You’ve probably heard a lot about fermented foods or seen some for sale at your local grocery or health food store. While the name doesn’t necessarily suggest appetizing eats, fermented foods are an excellent source of probiotics and aren’t as daunting as they may seem at first. Foods like pickles, sauerkraut and yogurt are all fermented foods that are easy, and delicious, to eat. But why eat fermented foods? Read on to find out exactly what you’re eating and why it benefits your body.
What are Fermented Foods?
During the process of fermentation, whether for beer or yogurt, yeast or bacteria feed on the natural sugars present in the food. These microorganisms create compounds such as alcohol or lactic acid that help in preserving the food. Fermented foods also gets filled with helpful enzymes and ‘friendly’ bacteria such as the ones found in probiotic products. This good bacteria works in a ways that “predigests” certain food compounds that your body may have difficulty with. Your body ends up better able to absorb the nutrients in foods and makes it easier to for your gut to process.
Why Fermented Foods?
Probiotics – There’s a reason that probiotics get so much attention; they are incredibly beneficial to your body as a whole. When you eat or drink fermented foods, your body receives good bacteria that goes right to work in your digestive system. As mentioned above, these bacteria aid in digestion and they also balance the bacteria levels in your digestive system.This leads to improved bowel health and helps strengthen the immune system.

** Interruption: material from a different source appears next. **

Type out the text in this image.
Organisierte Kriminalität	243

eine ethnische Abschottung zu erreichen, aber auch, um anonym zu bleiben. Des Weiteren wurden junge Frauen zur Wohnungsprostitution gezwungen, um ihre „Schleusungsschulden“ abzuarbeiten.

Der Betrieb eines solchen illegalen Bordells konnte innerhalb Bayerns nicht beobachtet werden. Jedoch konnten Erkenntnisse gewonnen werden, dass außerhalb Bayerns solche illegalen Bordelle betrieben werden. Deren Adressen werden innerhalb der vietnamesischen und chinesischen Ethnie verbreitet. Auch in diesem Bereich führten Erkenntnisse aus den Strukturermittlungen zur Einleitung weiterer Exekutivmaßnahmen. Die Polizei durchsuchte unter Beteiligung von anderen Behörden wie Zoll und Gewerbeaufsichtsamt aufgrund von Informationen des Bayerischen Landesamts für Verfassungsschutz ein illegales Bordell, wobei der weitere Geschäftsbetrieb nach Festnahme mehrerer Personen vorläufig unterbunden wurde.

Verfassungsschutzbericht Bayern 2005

Nutrient Absorption – While a healthy diet provides you with the essential vitamins, minerals and other nutrients your body needs, sometimes it is difficult for your body to absorb these nutrients. Properly balanced bacteria levels in your gut and the right amount of digestive enzymes significantly improves your body’s ability to absorb the vital nutrients from the foods you eat.
Weight Control – This benefit of fermented foods is not completely confirmed at this time. A study that was published in the International Journal of Obesity found that some types of probiotics promote weight loss. However, it’s best not to rely on the probiotics in fermented foods as a weight control measure because that same research also discovered other strains of probiotics actually encouraged weight gain.
DIY Friendly – Eating well can get expensive, but you don’t have to shell out tons of money on fermented foods, you can easily make them yourself. In fact, homemade fermented foods are most likely much better for you than store bought. When you make your own fermented foods, you are able to control the amount of salt that goes into the food, which is one traditional drawback of savory fermented foods. You also save money by not heading to the grocery store as much (fermented foods are an excellent way to preserve foods) and you may be able to cut out any probiotic supplements you may take.
Fermented Food List
Before you head to your local supermarket, be aware that most traditional fermented foods on the shelves, like pickles and sauerkraut, have probiotic bacteria. As Tuft’s University explains, “[m]ost fermented foods you can buy in supermarket jars or cans have been pasteurized and cooked at high heat, killing any friendly bacteria.”
Still, there are foods available that you can pick up on your next trip to the grocery store. Here are some of our favorite fermented foods.
- Tempeh – Tempeh is made from naturally fermented soybeans and is a great source of protein for those who don’t eat meat because it contains all the essential amino acids.
- Sauerkraut – One of the easiest DIY fermented foods, sauerkraut is made using just cabbage, water and salt.
- Yogurt – If you choose to buy rather than make your own yogurt, be sure you are buying products labeled with “contains live and active cultures” to get the benefit of probiotics.
- Kimchi – This fermented food is like sauerkrauts spicy brother and is a great way to add intense flavor to meals.
- Pickles – Another easy DIY fermented food, pickles are great for a quick and healthy snack.
The idea of eating fermented foods may be a bit daunting, but starting slowly you may find you prefer eating these foods over others. Yogurt or kefir, a fermented milk drink, are great ways to start trying fermented foods. Add your own fresh fruit or whole grains for a complete breakfast. Use tempeh in place of meat or serve sauerkraut as a tasty side dish. There are tons of ways to incorporate fermented foods into your diet and your body, and you, will be glad that you did.